En un trabajo apasionante, cuarenta especialistas reunidos para realizar una enciclopedia sobre el "hombre viril" invitan al lector a comprender la construcción y la deconstrucción de esa noción, desde la Antigua Grecia hasta nuestros días. La obra fue dirigida por los historiadores Alain Corbin, Jean-Jacques Courtine y Georges Vigarello, y publicada por Seuil. Después de leer sus tres tomos, que totalizan 1800 páginas, la sensación del lector es que el ideal del vir latino (origen de la palabra "virilidad", es decir, la cualidad de "verdadero hombre") termina francamente maltrecho.

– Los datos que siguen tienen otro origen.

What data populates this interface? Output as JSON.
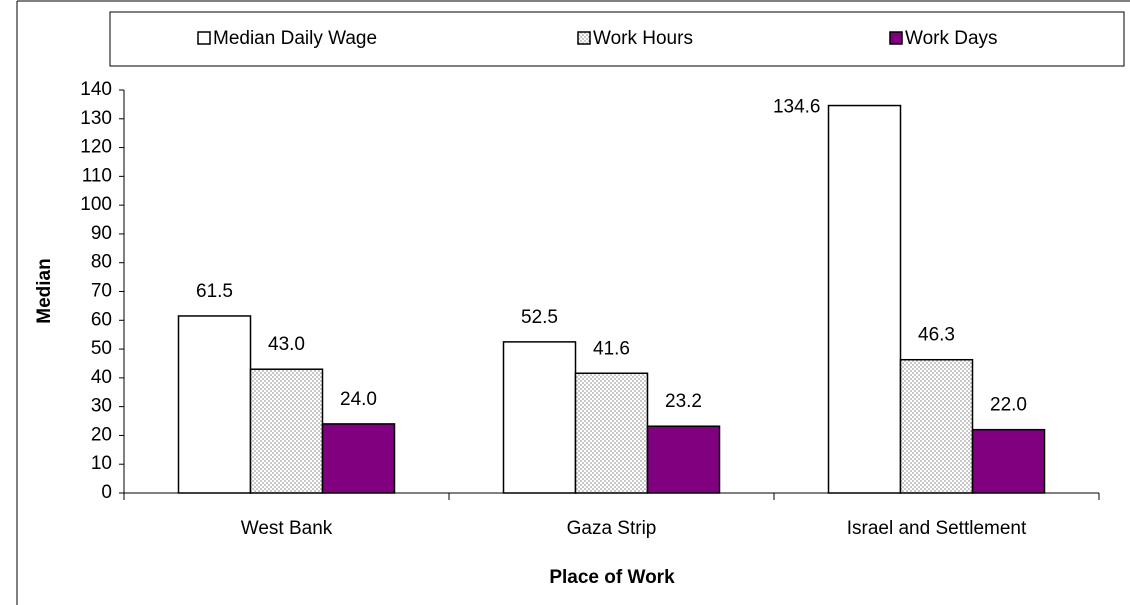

Desde lo más recóndito de la historia, afirman los tres académicos, existe la representación de un "etos viril, hegemónico, basado en un ideal de fuerza física, firmeza moral, potencia sexual y dominación masculina". El proyecto de los responsables de esta historia cultural fue demostrar cómo, a partir de esa matriz, los modelos han variado a lo largo del tiempo, de acuerdo con los diversos contextos sociales. Los títulos de cada uno de los tres volúmenes que integran esta Historia de la virilidad corresponden a las etapas centrales que distinguen en esa evolución: el primero, Invención de la virilidad, abarca desde la Antigüedad hasta el Siglo de las Luces; el segundo,Triunfo de la virilidad, el siglo XIX, y el tercero, ¿Virilidad en crisis?, el siglo XX y lo que va del XXI.
Al comienzo fueron guerreros, héroes, patriarcas, seductores? En una palabra, todos "verdaderos" varones. Sin embargo, con el correr de los siglos, el hombre abandonó poco a poco ese lastre. ¿Para reemplazarlo por qué? Ésa es toda la cuestión. Probablemente por nada.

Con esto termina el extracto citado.